«Unter meinen Studienfreunden hatte ich einen schlechten Ruf, weil ich immer so viele Fragen stellte», scherzt Madhav Thakur. Zwanzig Jahre später hat der neugierige Maddy – so nennt er sich im Alltag – eine beeindruckende Karriere vorzuweisen. Die bisher letzten Stationen: 2020 wurde er 36-jährig Assistenzprofessor und Leiter der Abteilung Terrestrische Ökologie an der Universität Bern, 2021 wählten ihn die Berner Biologiestudierenden zum Teacher of the Year, und 2022 erhielt er einen prestigeträchtigen ERC Grant des Europäischen Forschungsrats.
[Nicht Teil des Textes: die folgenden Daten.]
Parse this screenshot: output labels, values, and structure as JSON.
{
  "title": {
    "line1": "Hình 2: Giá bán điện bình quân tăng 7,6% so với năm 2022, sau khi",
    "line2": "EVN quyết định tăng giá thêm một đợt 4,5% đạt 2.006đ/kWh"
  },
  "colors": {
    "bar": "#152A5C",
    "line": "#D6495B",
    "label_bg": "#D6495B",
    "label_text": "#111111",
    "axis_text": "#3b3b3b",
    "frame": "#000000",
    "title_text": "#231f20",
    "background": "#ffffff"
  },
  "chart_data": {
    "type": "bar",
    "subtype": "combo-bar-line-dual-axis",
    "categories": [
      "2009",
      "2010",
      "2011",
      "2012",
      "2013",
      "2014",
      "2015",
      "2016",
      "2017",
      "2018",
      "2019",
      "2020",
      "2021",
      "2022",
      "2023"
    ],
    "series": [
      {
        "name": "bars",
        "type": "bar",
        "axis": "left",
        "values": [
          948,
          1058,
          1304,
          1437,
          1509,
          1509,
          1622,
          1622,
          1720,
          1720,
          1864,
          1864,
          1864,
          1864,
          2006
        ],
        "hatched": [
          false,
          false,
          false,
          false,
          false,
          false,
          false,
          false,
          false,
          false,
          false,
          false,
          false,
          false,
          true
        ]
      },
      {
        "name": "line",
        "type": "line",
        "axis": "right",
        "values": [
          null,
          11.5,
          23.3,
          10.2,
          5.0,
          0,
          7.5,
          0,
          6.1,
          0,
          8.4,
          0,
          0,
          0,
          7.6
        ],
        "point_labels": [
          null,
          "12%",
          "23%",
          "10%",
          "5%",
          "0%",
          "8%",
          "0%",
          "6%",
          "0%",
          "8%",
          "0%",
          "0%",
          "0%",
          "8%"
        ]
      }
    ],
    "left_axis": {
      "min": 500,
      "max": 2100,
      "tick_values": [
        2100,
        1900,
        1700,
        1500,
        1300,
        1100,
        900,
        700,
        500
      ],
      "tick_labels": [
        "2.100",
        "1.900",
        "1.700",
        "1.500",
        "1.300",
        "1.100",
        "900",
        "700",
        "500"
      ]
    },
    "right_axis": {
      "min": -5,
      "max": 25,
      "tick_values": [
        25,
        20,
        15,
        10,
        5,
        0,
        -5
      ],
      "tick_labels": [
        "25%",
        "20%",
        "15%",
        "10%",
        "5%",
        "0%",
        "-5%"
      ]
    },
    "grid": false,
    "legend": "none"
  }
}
Seine Forschungsgruppe zählt mittlerweile ein Dutzend Mitglieder.
Gutgelaunt und charmant sitzt Maddy Thakur in seinem Büro in der Uni Muesmatt und erzählt vom Weg, der ihn vom Fuss des Himalayas an den Fuss der Alpen führte. Die kürzeste Version dieser Geschichte: Ein aufgeweckter junger Mann trifft während seines Master-Studiums in Umweltmanagement an der Universität von Pokhara auf einen Professor, der seine Begeisterung fürs Forschen weckt. Dieser ermuntert ihn, den Schritt ins Ausland zu wagen.
In einem armen Land wie Nepal, das ist auch dem Studenten klar, fehlt es an der Infrastruktur für ernsthafte Forschung. Also bewirbt sich Maddy Thakur für einen Master im niederländischen Wageningen, wo er sich schliesslich in Bodenökologie spezialisiert. «Von da an hat sich mein Leben verändert», erzählt er. «Ich realisierte, dass ich die Forschung liebe und immer tiefer in die Dinge eintauchen will. Ich wollte etwas zu meinem Gebiet beitragen.» Es folgten ein Doktorat in Leipzig am Deutschen Zentrum für integrative Biodiversitätsforschung und verschiedene Postdoc-Stellen an deutschen und niederländischen Forschungseinrichtungen. Und schliesslich der Ruf an die Universität Bern. Schritte auf der Karriereleiter, von denen der bescheidene Maddy am liebsten kein grosses Aufheben macht.
Die Folgen des Klimawandels simulieren
Seinem Forschungsgebiet ist er treu geblieben. «Ich mache meine Hände mit Boden schmutzig», sagt er schmunzelnd, um dann etwas auszuholen. Thakurs Interesse gilt der Gemeinschaftsökologie, er untersucht die Wechselwirkungen zwischen verschiedenen Arten, und zwar mit Blick auf die Folgen des globalen Wandels. Wie wirken sich Faktoren wie Klimaerwärmung und Dürre auf die Interaktionen zwischen den Arten aus? Welche Auswirkungen haben diese veränderten Interaktionen auf die Struktur der Lebensgemeinschaften und die Funktionen der Ökosysteme?
Um Antworten auf diese Fragen zu finden, untersucht der Bodenökologe Mikroorganismen, wirbellose Lebewesen und Pflanzengemeinschaften. In Experimenten simuliert er den Klimawandel für das gesamte Leben im Boden – von Bakterien bis zu Käfern. «Ich möchte verstehen», erklärt er, «was sich von ganz einfachen über sehr viel komplexere Dinge lernen lässt – das ist es, was mich in der Nacht nicht schlafen lässt.»
Doch das ist nur die halbe Wahrheit. Maddy Thakurs Nächte werden nämlich auch von seinem frischgeborenen Sohn gestört. Nach dessen Geburt war er fast zwei Monate lang kaum mehr im Labor zu sehen – er bezog Vaterschaftsurlaub und Ferien an einem Stück. Doch sein international zusammengesetztes Team kam vorübergehend auch ohne ihn zurecht. Während seiner Abwesenheit hat zum Beispiel das grosse Feldexperiment Gestalt angenommen, das er dem Besucher nun zeigen will. Wir fahren dazu in die Ethologische Station Hasli. Das ehemalige Bauerngut liegt abgelegen am Aarehang gegenüber von Hinterkappelen und dient der Universität Bern zur biologischen Verhaltensforschung. Hier präsentiert uns der jugendlich wirkende Professor seine «Miniökosysteme».